If we take three steps back and observe what is happening, we see that our ‘I’ world—a world at odds with itself—is falling apart. World health and global peace are a misty-moisty fairy tale. If our current story continues no one will live happily ever after.

Can we move the needle in the opposite direction—to a ‘We’ world of healthy, thriving interconnection, where your individual well-being is a stepping stone to making this a better world for everyone?

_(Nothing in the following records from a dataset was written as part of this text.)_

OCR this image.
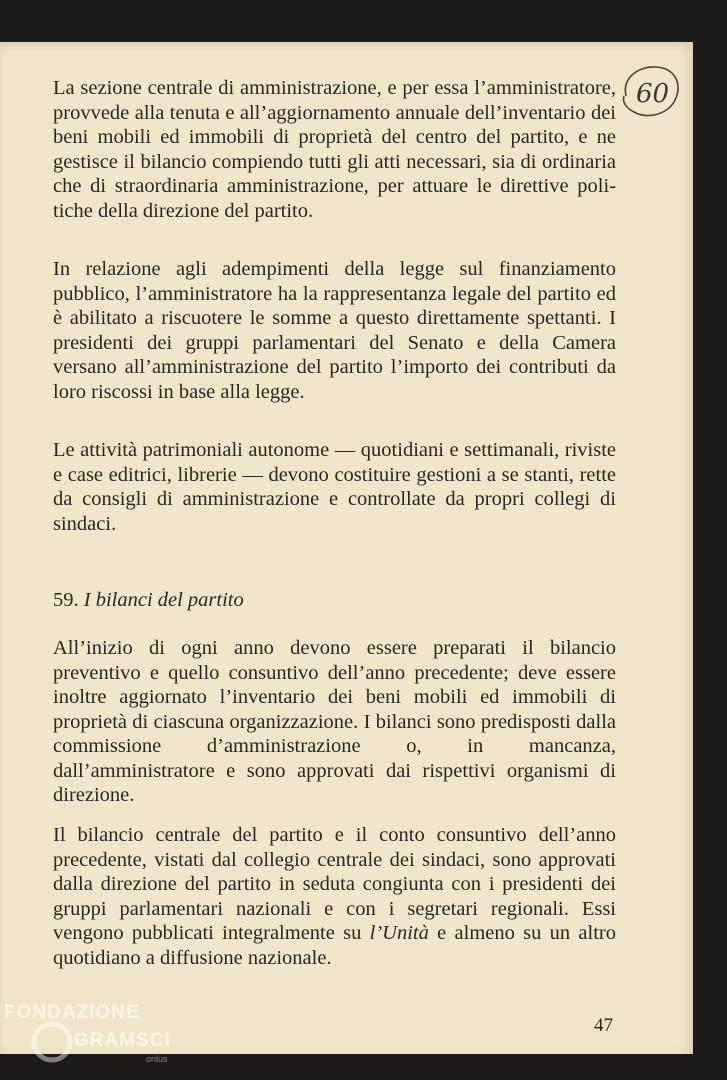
60

La sezione centrale di amministrazione, e per essa l’amministratore, provvede alla tenuta e all’aggiornamento annuale dell’inventario dei beni mobili ed immobili di proprietà del centro del partito, e ne gestisce il bilancio compiendo tutti gli atti necessari, sia di ordinaria che di straordinaria amministrazione, per attuare le direttive politiche della direzione del partito.

In relazione agli adempimenti della legge sul finanziamento pubblico, l’amministratore ha la rappresentanza legale del partito ed è abilitato a riscuotere le somme a questo direttamente spettanti. I presidenti dei gruppi parlamentari del Senato e della Camera versano all’amministrazione del partito l’importo dei contributi da loro riscossi in base alla legge.

Le attività patrimoniali autonome — quotidiani e settimanali, riviste e case editrici, librerie — devono costituire gestioni a se stanti, rette da consigli di amministrazione e controllate da propri collegi di sindaci.

59. I bilanci del partito

All’inizio di ogni anno devono essere preparati il bilancio preventivo e quello consuntivo dell’anno precedente; deve essere inoltre aggiornato l’inventario dei beni mobili ed immobili di proprietà di ciascuna organizzazione. I bilanci sono predisposti dalla commissione d’amministrazione o, in mancanza, dall’amministratore e sono approvati dai rispettivi organismi di direzione.

Il bilancio centrale del partito e il conto consuntivo dell’anno precedente, vistati dal collegio centrale dei sindaci, sono approvati dalla direzione del partito in seduta congiunta con i presidenti dei gruppi parlamentari nazionali e con i segretari regionali. Essi vengono pubblicati integralmente su l’Unità e almeno su un altro quotidiano a diffusione nazionale.

47
FONDAZIONE
GRAMSCI
onlus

Rabbi Hillel, a fourth-century sage, said:

If I am not for myself, who will be for me?

If I am only for myself, what am I?

If not now, when?

In the Jewish tradition, the holiest prayer is the Shema: "Hear, O Israel, the Lord our God, the Lord is One." One. This is one world. We are one.

The time to shift the needle is now.

It is the challenge of our lifetime.

Reflection

What action, small or large, can you take, today, to move the needle to a ‘We’ world?